Les évaporés, Thomas B. Reverdy
Les évaporés, 21 août 2013, 304 pages, 19 €
Ecrivain(s): Thomas B. Reverdy Edition: FlammarionLes disparus
Les évaporés relate l’histoire d’un homme qui disparaît un beau jour, en pleine nuit, laissant sans nouvelles son épouse et sa fille. Il s’agit de Kazechiro. « Le Japon dort. Kazechiro va partir. Il changera de nom pour son diminutif, il s’appellera Kaze ». Cependant, sa fille Yukiko, qui s’est installée à San Francisco, décide de revenir au Japon accompagnée d’un détective privé et ex-fiancé, Richard, pour retrouver son père.
Dans ce roman, Thomas B. Reverdy restitue tantôt les pensées de Kaze sur les motifs de son départ, tantôt les impressions de Richard sur le Japon et ses difficultés à s’insérer dans la société nippone lorsqu’on est étranger et qu’on ne connaît pas la langue.
Au fil des pages, le récit permet aux lecteurs de saisir l’importance du statut des évaporés dans la société japonaise. Ils sont vus comme des parias car ils déshonorent les traditions familiales et perdent le respect des leurs. Le roman suit alors une filiation qui remonterait à une époque marquante de l’histoire du Japon :
« Ceux que nous appelons ici johatsu remonte à l’époque Edo. Les criminels ou les gens qui avaient une dette d’honneur allaient se purifier aux sources du mont Fuji. Il y a là des sources chaudes et des établissements de bains, ce sont des villes d’hôtels. Ils prenaient une auberge, ils entraient dans les bains de vapeur et ils disparaissaient. C’est pour cela qu’on les appelle des évaporés. Peut-être certains se suicidaient en prenant le chemin de la forêt. Mais d’autres réapparaissaient, quelques années plus tard, ailleurs ».

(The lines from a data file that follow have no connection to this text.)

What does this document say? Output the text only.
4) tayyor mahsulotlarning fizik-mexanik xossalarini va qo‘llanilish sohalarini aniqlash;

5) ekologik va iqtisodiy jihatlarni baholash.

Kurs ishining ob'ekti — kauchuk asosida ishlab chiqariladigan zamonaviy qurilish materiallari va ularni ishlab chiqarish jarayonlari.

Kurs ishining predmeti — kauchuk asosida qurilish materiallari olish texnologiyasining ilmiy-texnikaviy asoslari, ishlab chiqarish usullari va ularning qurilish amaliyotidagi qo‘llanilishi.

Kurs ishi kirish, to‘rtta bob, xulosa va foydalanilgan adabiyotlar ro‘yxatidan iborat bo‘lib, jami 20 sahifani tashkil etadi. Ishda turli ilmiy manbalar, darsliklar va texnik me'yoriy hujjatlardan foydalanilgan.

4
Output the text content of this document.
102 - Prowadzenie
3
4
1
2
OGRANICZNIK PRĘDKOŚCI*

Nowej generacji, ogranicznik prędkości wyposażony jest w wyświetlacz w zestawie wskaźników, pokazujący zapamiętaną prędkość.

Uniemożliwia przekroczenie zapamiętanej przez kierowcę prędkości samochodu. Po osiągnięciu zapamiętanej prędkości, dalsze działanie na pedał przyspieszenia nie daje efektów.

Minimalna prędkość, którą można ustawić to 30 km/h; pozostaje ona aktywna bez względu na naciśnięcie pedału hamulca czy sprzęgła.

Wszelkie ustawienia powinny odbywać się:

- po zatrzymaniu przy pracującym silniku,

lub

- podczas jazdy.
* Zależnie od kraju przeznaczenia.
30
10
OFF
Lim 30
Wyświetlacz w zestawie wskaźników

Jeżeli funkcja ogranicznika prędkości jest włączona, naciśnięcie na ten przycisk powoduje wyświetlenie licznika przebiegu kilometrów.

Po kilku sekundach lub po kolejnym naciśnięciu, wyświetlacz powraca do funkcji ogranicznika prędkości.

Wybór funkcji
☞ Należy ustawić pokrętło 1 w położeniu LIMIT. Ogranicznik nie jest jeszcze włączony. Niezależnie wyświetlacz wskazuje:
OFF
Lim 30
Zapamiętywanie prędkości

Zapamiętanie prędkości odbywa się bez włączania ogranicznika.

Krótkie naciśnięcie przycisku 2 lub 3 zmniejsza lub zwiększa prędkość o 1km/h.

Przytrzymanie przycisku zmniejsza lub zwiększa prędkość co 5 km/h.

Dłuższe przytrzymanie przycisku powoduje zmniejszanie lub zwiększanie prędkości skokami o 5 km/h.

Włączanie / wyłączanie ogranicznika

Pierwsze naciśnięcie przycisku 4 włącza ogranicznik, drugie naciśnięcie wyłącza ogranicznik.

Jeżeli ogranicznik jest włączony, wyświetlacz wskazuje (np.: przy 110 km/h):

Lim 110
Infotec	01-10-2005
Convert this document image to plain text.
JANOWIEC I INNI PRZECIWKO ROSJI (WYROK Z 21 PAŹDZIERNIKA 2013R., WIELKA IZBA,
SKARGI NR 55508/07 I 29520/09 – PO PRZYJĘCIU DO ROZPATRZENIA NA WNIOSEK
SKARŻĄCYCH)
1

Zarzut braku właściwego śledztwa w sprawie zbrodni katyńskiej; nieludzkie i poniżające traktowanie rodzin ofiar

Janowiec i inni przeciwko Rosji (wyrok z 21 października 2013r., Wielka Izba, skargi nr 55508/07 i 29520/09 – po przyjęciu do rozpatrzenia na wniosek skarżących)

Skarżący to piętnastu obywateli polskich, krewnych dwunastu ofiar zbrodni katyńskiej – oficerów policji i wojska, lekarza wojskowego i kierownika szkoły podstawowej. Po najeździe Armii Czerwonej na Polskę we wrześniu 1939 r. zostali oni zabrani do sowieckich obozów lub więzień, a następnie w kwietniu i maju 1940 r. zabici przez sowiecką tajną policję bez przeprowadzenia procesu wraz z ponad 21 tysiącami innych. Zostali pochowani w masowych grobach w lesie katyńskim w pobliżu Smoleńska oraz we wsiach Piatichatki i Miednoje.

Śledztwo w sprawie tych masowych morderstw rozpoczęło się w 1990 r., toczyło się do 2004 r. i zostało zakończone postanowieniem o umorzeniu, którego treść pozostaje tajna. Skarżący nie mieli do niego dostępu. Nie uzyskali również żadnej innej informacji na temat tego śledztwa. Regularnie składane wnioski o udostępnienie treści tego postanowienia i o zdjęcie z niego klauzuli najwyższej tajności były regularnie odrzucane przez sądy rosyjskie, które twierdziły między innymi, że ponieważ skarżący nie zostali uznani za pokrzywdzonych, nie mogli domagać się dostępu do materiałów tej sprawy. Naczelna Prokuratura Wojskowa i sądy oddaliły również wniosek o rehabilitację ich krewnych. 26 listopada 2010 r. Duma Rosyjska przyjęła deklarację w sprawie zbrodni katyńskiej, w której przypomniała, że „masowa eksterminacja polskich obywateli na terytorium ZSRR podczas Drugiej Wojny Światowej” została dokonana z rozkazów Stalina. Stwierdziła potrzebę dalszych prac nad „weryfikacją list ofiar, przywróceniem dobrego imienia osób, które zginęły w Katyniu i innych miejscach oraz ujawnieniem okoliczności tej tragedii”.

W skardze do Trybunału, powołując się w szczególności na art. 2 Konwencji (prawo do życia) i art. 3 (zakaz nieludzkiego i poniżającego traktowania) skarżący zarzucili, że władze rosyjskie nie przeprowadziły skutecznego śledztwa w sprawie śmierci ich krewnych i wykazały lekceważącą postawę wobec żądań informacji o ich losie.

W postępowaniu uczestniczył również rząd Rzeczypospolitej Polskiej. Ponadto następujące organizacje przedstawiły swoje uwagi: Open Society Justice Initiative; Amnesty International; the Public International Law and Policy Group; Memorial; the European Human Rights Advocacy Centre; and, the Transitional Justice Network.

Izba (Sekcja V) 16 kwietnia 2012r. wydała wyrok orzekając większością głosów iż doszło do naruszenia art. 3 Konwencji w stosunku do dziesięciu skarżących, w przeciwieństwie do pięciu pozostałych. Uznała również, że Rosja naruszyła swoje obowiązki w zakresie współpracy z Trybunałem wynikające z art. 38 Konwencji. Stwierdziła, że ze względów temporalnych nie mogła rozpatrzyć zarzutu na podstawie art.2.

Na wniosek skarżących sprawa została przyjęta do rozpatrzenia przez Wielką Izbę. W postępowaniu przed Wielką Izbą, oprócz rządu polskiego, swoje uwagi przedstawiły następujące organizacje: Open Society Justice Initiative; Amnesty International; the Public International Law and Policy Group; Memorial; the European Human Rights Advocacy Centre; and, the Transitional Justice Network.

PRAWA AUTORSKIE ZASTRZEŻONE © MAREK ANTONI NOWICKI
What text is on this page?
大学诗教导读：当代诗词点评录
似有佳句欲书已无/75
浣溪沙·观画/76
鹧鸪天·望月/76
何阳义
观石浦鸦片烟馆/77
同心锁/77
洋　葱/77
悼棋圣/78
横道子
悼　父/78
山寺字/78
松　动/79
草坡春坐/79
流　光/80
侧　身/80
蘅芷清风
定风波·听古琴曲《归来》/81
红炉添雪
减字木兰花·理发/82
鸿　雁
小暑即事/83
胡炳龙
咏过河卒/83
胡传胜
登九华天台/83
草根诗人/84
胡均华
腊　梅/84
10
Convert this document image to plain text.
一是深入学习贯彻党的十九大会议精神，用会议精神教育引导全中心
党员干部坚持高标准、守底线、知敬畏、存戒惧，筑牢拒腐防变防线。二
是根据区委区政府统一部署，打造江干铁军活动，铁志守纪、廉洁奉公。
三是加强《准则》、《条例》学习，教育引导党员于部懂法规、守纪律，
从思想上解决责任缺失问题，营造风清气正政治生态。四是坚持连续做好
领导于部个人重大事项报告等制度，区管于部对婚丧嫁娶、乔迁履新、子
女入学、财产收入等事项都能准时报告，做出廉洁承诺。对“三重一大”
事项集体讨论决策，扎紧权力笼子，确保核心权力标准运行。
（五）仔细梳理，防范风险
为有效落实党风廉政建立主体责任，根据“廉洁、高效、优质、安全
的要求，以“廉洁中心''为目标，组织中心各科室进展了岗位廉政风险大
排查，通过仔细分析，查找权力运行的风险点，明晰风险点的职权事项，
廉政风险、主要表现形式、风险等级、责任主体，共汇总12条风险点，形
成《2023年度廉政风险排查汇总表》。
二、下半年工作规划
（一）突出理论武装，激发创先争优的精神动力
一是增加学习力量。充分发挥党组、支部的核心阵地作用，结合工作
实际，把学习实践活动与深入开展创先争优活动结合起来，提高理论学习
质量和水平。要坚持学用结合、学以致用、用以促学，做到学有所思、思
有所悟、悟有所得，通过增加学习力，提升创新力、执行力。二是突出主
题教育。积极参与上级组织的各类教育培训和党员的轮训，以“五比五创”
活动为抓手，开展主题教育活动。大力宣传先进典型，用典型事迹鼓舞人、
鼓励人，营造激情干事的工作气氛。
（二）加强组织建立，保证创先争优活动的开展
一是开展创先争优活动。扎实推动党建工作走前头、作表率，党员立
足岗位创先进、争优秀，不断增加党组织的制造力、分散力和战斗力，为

Cependant, cette disparition est un prétexte pour permettre à l’auteur d’exploiter une double thématique : celle de l’identité et celle des victimes de Fukushima. En effet, le retour de Yukiko est une occasion pour cette jeune femme de faire le point sur sa situation d’étrangère. Elle est étrangère en Amérique sur le plan juridique mais aussi aux yeux des Américains qui la voient avant tout comme une Japonaise résidant à San Francisco. Elle est aussi étrangère dans son propre pays car elle a choisi de partir et de s’installer ailleurs. C’est pourquoi son retour après dix ans d’absence est mal vu. La relation avec sa mère le prouve. D’autant plus que la confrontation avec la réalité japonaise met à mal Richard et Yukiko que tout oppose. Richard aime en Yukiko le fantasme qu’il a de la femme japonaise. Yukiko, quant à elle, est tiraillée entre rester dans ce Japon retrouvé après une décennie d’absence ou bien repartir définitivement.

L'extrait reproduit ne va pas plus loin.